Algeria Certifies First Drone Pilot Training Centre

For years, anyone wanting to fly a drone professionally in Algeria did so without a formal certification pathway. That gap is now closing. The Centre for Industrial Technology Research (CRTI), through its subsidiary EPE CRTI SKY-TEC ENGINEERING SPA, has become the first accredited institution in Algeria authorized to train and certify drone pilots, a milestone that places the country firmly within Africa’s expanding unmanned aviation landscape.

The accreditation, issued by the National Centre for Unmanned Aircraft Systems (CNASPB), formalizes a national regulatory structure governing civil drone operations, including training, certification, and operational compliance across categories 1 and 2.  Algeria’s Minister of Higher Education and Scientific Research, Kamal Badari, described it as “a qualitative step towards strengthening national capabilities in drone technologies and keeping pace with the digital and technological transformations that our country is witnessing.”

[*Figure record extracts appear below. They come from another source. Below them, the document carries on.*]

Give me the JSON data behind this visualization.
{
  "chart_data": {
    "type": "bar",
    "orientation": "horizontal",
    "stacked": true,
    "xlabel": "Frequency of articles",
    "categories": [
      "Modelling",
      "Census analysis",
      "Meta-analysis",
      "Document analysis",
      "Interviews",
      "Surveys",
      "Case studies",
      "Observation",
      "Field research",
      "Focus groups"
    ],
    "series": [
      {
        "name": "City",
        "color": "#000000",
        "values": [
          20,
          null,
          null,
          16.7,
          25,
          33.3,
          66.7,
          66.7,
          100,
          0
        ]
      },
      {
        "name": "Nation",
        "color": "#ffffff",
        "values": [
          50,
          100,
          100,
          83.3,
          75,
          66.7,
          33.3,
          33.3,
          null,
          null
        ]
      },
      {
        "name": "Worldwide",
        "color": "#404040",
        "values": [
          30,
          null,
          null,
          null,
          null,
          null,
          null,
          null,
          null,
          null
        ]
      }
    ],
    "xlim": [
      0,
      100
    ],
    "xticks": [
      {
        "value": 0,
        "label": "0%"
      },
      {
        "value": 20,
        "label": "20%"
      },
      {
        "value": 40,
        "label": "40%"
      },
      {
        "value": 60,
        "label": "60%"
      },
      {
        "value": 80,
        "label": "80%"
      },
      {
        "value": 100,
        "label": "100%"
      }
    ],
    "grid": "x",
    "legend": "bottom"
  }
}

CRTI Director Dr. Riad Badji said the certification follows years of technical and regulatory work aimed at establishing a structured ecosystem for drone use, stressing that drone operation is no longer informal and that any operator must now be trained, assessed, and certified under the new framework.  Badari added that the achievement was the result of “continuous efforts and fruitful cooperation with the National Center for Airborne Drone Systems.”

The training programme is structured according to user profile, ranging from 8–10 days for amateur operators to up to two months for professional trainees following technical evaluation. The centre has developed dedicated infrastructure, including simulation facilities, classrooms, and field training zones, to support both theoretical and applied instruction.  SKY-TEC ENGINEERING is now qualified to deliver these programmes to remote pilots serving economic institutions, public bodies, government departments, and individuals seeking professional drone competency.

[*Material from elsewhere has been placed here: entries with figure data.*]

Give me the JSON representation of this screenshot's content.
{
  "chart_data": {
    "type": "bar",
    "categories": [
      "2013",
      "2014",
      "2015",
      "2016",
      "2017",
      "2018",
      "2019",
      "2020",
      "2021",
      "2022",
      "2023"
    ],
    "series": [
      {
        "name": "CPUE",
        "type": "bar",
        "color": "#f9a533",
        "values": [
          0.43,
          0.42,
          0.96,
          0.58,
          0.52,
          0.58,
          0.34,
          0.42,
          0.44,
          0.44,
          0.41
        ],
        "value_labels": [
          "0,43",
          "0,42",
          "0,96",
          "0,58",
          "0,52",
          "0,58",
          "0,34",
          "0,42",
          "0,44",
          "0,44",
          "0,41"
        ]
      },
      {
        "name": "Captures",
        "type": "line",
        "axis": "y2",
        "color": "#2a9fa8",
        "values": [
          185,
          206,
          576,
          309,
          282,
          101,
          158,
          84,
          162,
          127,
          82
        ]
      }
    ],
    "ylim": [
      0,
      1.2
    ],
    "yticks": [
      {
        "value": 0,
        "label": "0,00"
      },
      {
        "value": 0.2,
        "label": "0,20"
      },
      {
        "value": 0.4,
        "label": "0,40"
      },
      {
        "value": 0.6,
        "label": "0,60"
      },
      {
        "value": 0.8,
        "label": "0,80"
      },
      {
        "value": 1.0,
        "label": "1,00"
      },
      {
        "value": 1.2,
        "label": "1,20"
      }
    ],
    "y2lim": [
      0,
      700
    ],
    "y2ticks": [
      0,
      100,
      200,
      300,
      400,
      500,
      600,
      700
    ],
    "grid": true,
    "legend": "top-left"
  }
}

The accreditation does not come in isolation. Algeria launched its first Master’s programme in drone control and jamming systems at the University of Houari Boumediene at the start of the 2025/2026 academic year, with an inaugural cohort of 30 students drawn from electronics, electrical engineering, telecommunications, and automation disciplines, graduates of which will be automatically recruited into CRTI and affiliated structures.  Together, the two initiatives signal a deliberate national strategy to cultivate homegrown expertise across the drone sector’s civilian and defence dimensions.

The CRTI has made clear it does not intend to monopolise the space. Several higher education institutions are already pursuing the same accreditation, and the CRTI director has acknowledged that a single structure cannot meet national demand alone.

Officials say the initiative is expected to have significant economic implications, particularly in agriculture, where drones are increasingly deployed for precision farming, crop monitoring, and large-scale land management, aligning with broader food security strategies.  Beyond agriculture, drones are transforming mining, infrastructure inspection, environmental monitoring, logistics, and emergency response, sectors in which Algeria has growing strategic interests.

Algeria’s move reflects a broader continental shift. South Africa remains one of Africa’s most developed drone markets, with Civil Aviation Authority-approved training academies producing licensed operators for commercial and industrial use, backed by one of the continent’s most comprehensive UAV regulatory frameworks. Rwanda has emerged as a continental leader in drone innovation, combining medical supply delivery operations with sustained investment in aviation training infrastructure. In West Africa, Nigeria has expanded drone training through institutions approved by the Nigerian Civil Aviation Authority, driven by demand from the oil and gas, agriculture, and mapping sectors.

Across Africa, governments are increasingly recognising that acquiring drone technology is only half the equation, building the local talent to operate, maintain, and innovate around it is equally vital. For Algeria, the licensing of SKY-TEC ENGINEERING represents more than a regulatory box ticked. It marks the country’s ambition to anchor itself as a future hub for drone training, research, and technological development in North Africa, with a clear eye on the fast-growing global UAV industry.